Thrills and Swoon:  Wild Iris Ridge

Thrills and Swoon: Wild Iris Ridge

All of the books that I’ve reviewed for #ThrillsandSwoon this month have reflected my own life in one way or another.  And RaeAnne Thayne’s Wild Iris Ridge is no different.

It’s a novel about finding yourself again, after everything falls apart.

Lucy Drake, the novel’s heroine, is braver than many of the heroines we read about.  Fired from her job, she returns to the place she was dumped as an angry teenager after her mother’s death. 

And in addition to all of that, she has panic attacks to deal with.

Panic attacks have, in the past, been mistaken as an immature response to a stressful situation; in fact, they stem from the basic fight-or-flight response.  Large release of adrenaline, brought on by situations that others may deem completely mundane, cause the hyperventilation and dizziness that are most common during attacks.

Lucy’s started after the death of her great aunt, and I think that it is so important that Thayne doesn’t just remove panic attacks from the narrative when Lucy falls in love – though the frequency lessens – we see Brendan Caine’s reaction to them.

But, of course, she does fall in love.  And with her cousin’s widower no less.

Brendan is the kind of romantic hero who’s alpha enough to be strong and dependable (we’re talking fire chief) and also sensitive enough so that he doesn’t come across as a jerk.  He’s a father to two adorable children and part of the loving family that grounds all of Thayne’s Hope’s Crossing books.

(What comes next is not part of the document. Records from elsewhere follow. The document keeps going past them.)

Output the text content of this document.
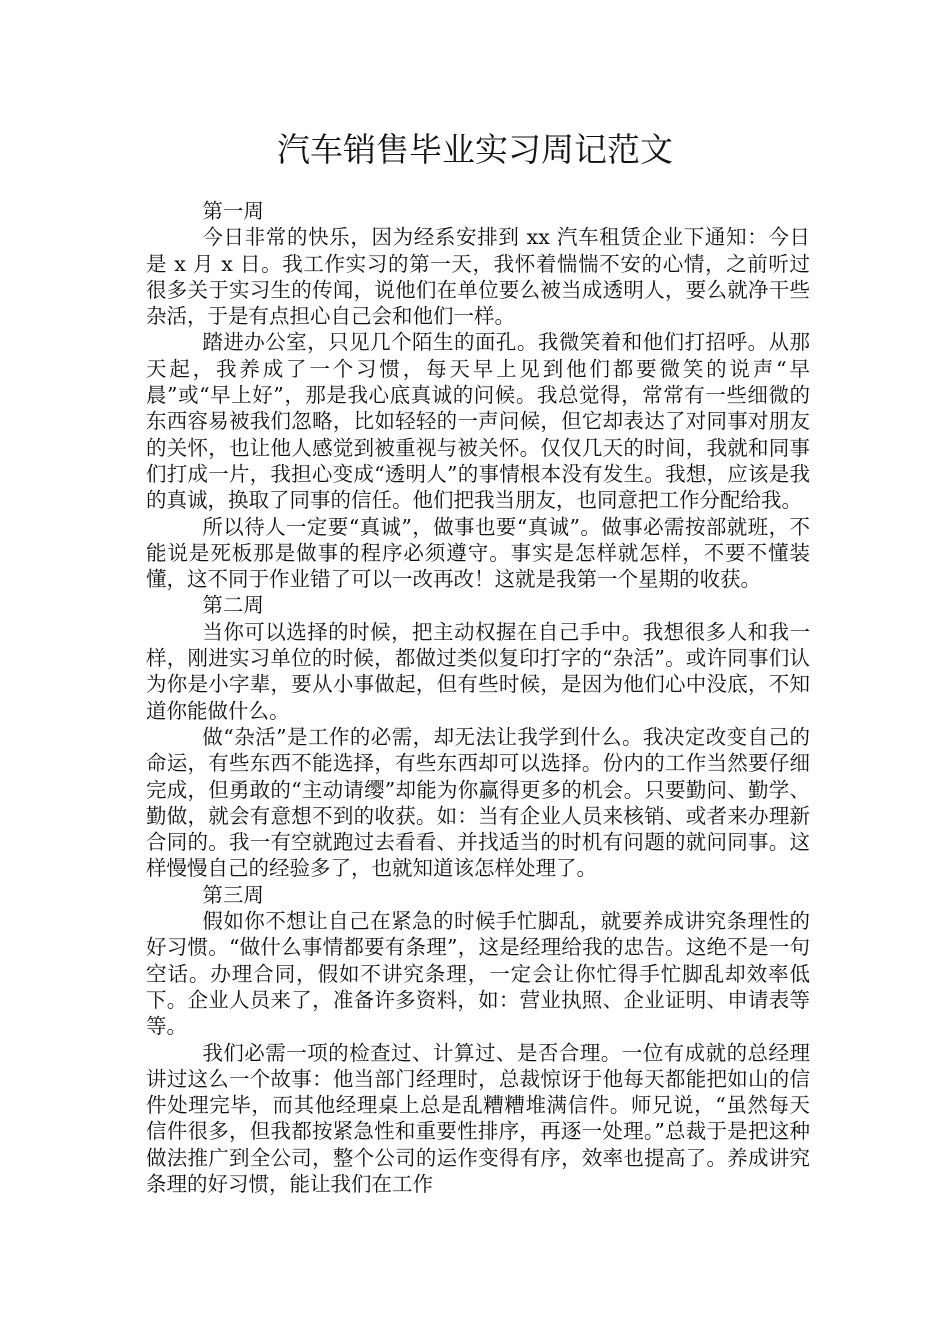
汽车销售毕业实习周记范文

第一周

今日非常的快乐，因为经系安排到 xx 汽车租赁企业下通知：今日是 x 月 x 日。我工作实习的第一天，我怀着惴惴不安的心情，之前听过很多关于实习生的传闻，说他们在单位要么被当成透明人，要么就净干些杂活，于是有点担心自己会和他们一样。

踏进办公室，只见几个陌生的面孔。我微笑着和他们打招呼。从那天起，我养成了一个习惯，每天早上见到他们都要微笑的说声“早晨”或“早上好”，那是我心底真诚的问候。我总觉得，常常有一些细微的东西容易被我们忽略，比如轻轻的一声问候，但它却表达了对同事对朋友的关怀，也让他人感觉到被重视与被关怀。仅仅几天的时间，我就和同事们打成一片，我担心变成“透明人”的事情根本没有发生。我想，应该是我的真诚，换取了同事的信任。他们把我当朋友，也同意把工作分配给我。

所以待人一定要“真诚”，做事也要“真诚”。做事必需按部就班，不能说是死板那是做事的程序必须遵守。事实是怎样就怎样，不要不懂装懂，这不同于作业错了可以一改再改！这就是我第一个星期的收获。

第二周

当你可以选择的时候，把主动权握在自己手中。我想很多人和我一样，刚进实习单位的时候，都做过类似复印打字的“杂活”。或许同事们认为你是小字辈，要从小事做起，但有些时候，是因为他们心中没底，不知道你能做什么。

做“杂活”是工作的必需，却无法让我学到什么。我决定改变自己的命运，有些东西不能选择，有些东西却可以选择。份内的工作当然要仔细完成，但勇敢的“主动请缨”却能为你赢得更多的机会。只要勤问、勤学、勤做，就会有意想不到的收获。如：当有企业人员来核销、或者来办理新合同的。我一有空就跑过去看看、并找适当的时机有问题的就问同事。这样慢慢自己的经验多了，也就知道该怎样处理了。

第三周

假如你不想让自己在紧急的时候手忙脚乱，就要养成讲究条理性的好习惯。“做什么事情都要有条理”，这是经理给我的忠告。这绝不是一句空话。办理合同，假如不讲究条理，一定会让你忙得手忙脚乱却效率低下。企业人员来了，准备许多资料，如：营业执照、企业证明、申请表等等。

我们必需一项的检查过、计算过、是否合理。一位有成就的总经理讲过这么一个故事：他当部门经理时，总裁惊讶于他每天都能把如山的信件处理完毕，而其他经理桌上总是乱糟糟堆满信件。师兄说，“虽然每天信件很多，但我都按紧急性和重要性排序，再逐一处理。”总裁于是把这种做法推广到全公司，整个公司的运作变得有序，效率也提高了。养成讲究条理的好习惯，能让我们在工作
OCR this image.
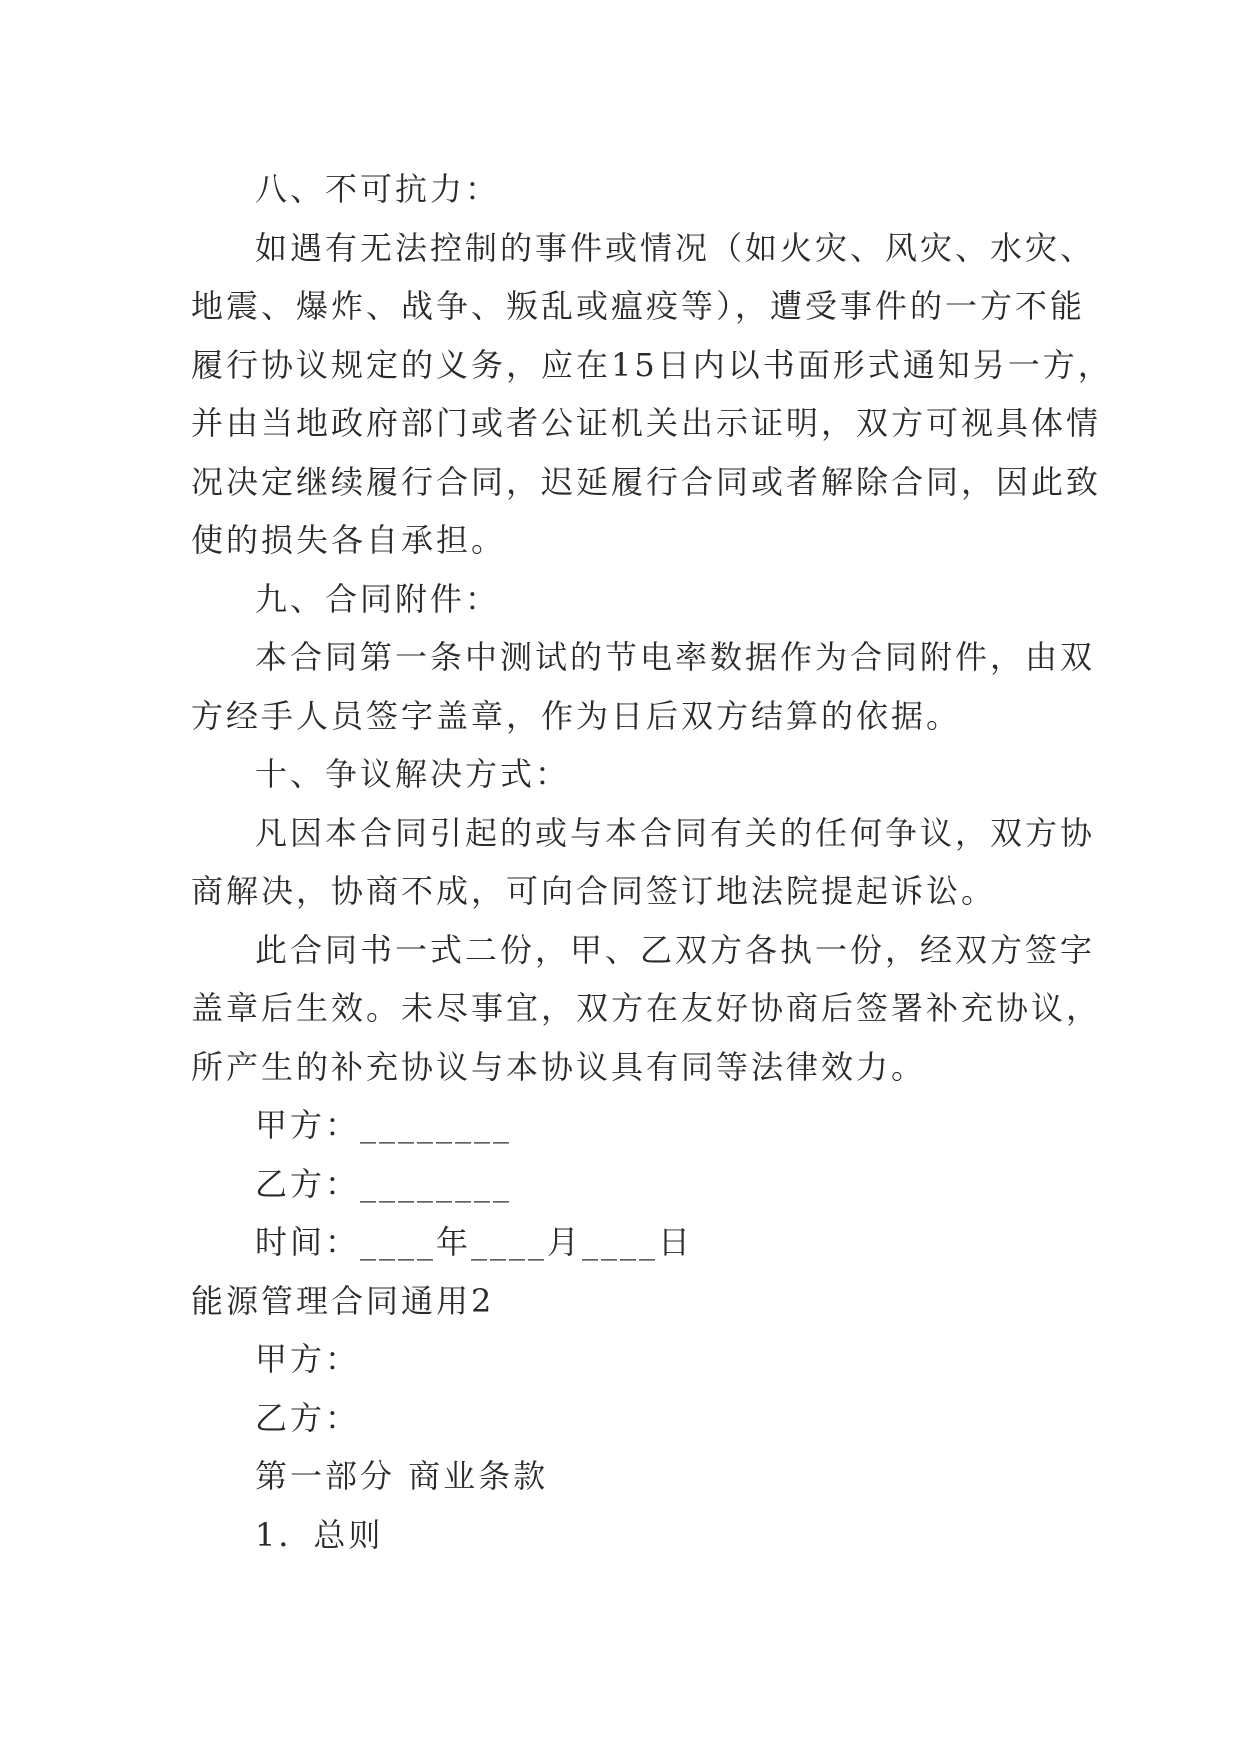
八、不可抗力：
如遇有无法控制的事件或情况（如火灾、风灾、水灾、
地震、爆炸、战争、叛乱或瘟疫等），遭受事件的一方不能
履行协议规定的义务，应在15日内以书面形式通知另一方，
并由当地政府部门或者公证机关出示证明，双方可视具体情
况决定继续履行合同，迟延履行合同或者解除合同，因此致
使的损失各自承担。
九、合同附件：
本合同第一条中测试的节电率数据作为合同附件，由双
方经手人员签字盖章，作为日后双方结算的依据。
十、争议解决方式：
凡因本合同引起的或与本合同有关的任何争议，双方协
商解决，协商不成，可向合同签订地法院提起诉讼。
此合同书一式二份，甲、乙双方各执一份，经双方签字
盖章后生效。未尽事宜，双方在友好协商后签署补充协议，
所产生的补充协议与本协议具有同等法律效力。
甲方：________
乙方：________
时间：____年____月____日
能源管理合同通用2
甲方：
乙方：
第一部分 商业条款
1．总则
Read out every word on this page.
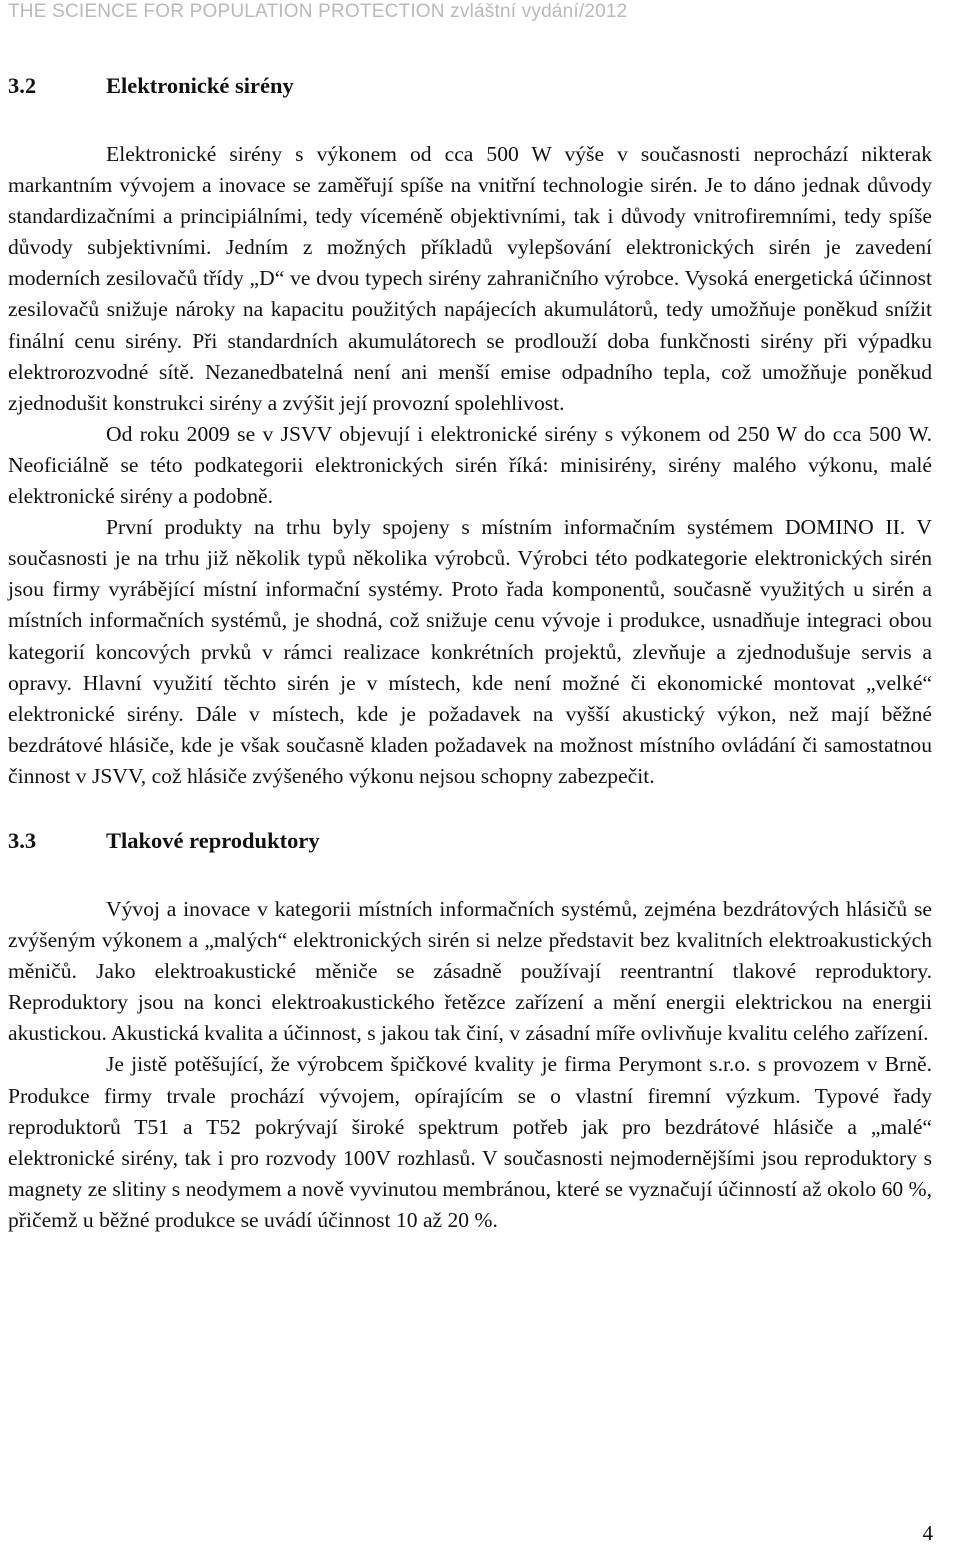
THE SCIENCE FOR POPULATION PROTECTION zvláštní vydání/2012
3.2	Elektronické sirény

Elektronické sirény s výkonem od cca 500 W výše v současnosti neprochází nikterak markantním vývojem a inovace se zaměřují spíše na vnitřní technologie sirén. Je to dáno jednak důvody standardizačními a principiálními, tedy víceméně objektivními, tak i důvody vnitrofiremními, tedy spíše důvody subjektivními. Jedním z možných příkladů vylepšování elektronických sirén je zavedení moderních zesilovačů třídy „D“ ve dvou typech sirény zahraničního výrobce. Vysoká energetická účinnost zesilovačů snižuje nároky na kapacitu použitých napájecích akumulátorů, tedy umožňuje poněkud snížit finální cenu sirény. Při standardních akumulátorech se prodlouží doba funkčnosti sirény při výpadku elektrorozvodné sítě. Nezanedbatelná není ani menší emise odpadního tepla, což umožňuje poněkud zjednodušit konstrukci sirény a zvýšit její provozní spolehlivost.

Od roku 2009 se v JSVV objevují i elektronické sirény s výkonem od 250 W do cca 500 W. Neoficiálně se této podkategorii elektronických sirén říká: minisirény, sirény malého výkonu, malé elektronické sirény a podobně.

První produkty na trhu byly spojeny s místním informačním systémem DOMINO II. V současnosti je na trhu již několik typů několika výrobců. Výrobci této podkategorie elektronických sirén jsou firmy vyrábějící místní informační systémy. Proto řada komponentů, současně využitých u sirén a místních informačních systémů, je shodná, což snižuje cenu vývoje i produkce, usnadňuje integraci obou kategorií koncových prvků v rámci realizace konkrétních projektů, zlevňuje a zjednodušuje servis a opravy. Hlavní využití těchto sirén je v místech, kde není možné či ekonomické montovat „velké“ elektronické sirény. Dále v místech, kde je požadavek na vyšší akustický výkon, než mají běžné bezdrátové hlásiče, kde je však současně kladen požadavek na možnost místního ovládání či samostatnou činnost v JSVV, což hlásiče zvýšeného výkonu nejsou schopny zabezpečit.

3.3	Tlakové reproduktory

Vývoj a inovace v kategorii místních informačních systémů, zejména bezdrátových hlásičů se zvýšeným výkonem a „malých“ elektronických sirén si nelze představit bez kvalitních elektroakustických měničů. Jako elektroakustické měniče se zásadně používají reentrantní tlakové reproduktory. Reproduktory jsou na konci elektroakustického řetězce zařízení a mění energii elektrickou na energii akustickou. Akustická kvalita a účinnost, s jakou tak činí, v zásadní míře ovlivňuje kvalitu celého zařízení.

Je jistě potěšující, že výrobcem špičkové kvality je firma Perymont s.r.o. s provozem v Brně. Produkce firmy trvale prochází vývojem, opírajícím se o vlastní firemní výzkum. Typové řady reproduktorů T51 a T52 pokrývají široké spektrum potřeb jak pro bezdrátové hlásiče a „malé“ elektronické sirény, tak i pro rozvody 100V rozhlasů. V současnosti nejmodernějšími jsou reproduktory s magnety ze slitiny s neodymem a nově vyvinutou membránou, které se vyznačují účinností až okolo 60 %, přičemž u běžné produkce se uvádí účinnost 10 až 20 %.

4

Panic attacks aside, it’s a lovely read.  Faith and Carter – Brendan’s children – are utterly adorable and well-drawn.  They’re not saccharine sweet and they’ve enough wilfulness to echo real life.  And the town itself seems to evoke the warmth of a close-knit community.

But perhaps it is Crystal, Lucy’s younger half-sister, who is the most interesting character.

In some ways, Crystal is a double for Lucy herself – the child she once was, with all her fears of abandonment – and so, even without extensive flashbacks, we can understand her better.  And she’s interesting in her right two.  She’s harsh and bitter and has got herself into so much trouble at school, but the chance to redeem herself comes hand in hand with a new puppy and new responsibilities.

Wild Iris Ridge is the final book in the Hope’s Crossing series and any number of the characters that we’ve come to love over the last couple of books make appearances.  I’d highly recommend checking out the other books:  Blackberry Summer, Woodrose Mountain, Sweet Laurel Falls, Currant Creek Valley, Willowleaf Lane and Christmas in Snowflake Canyon.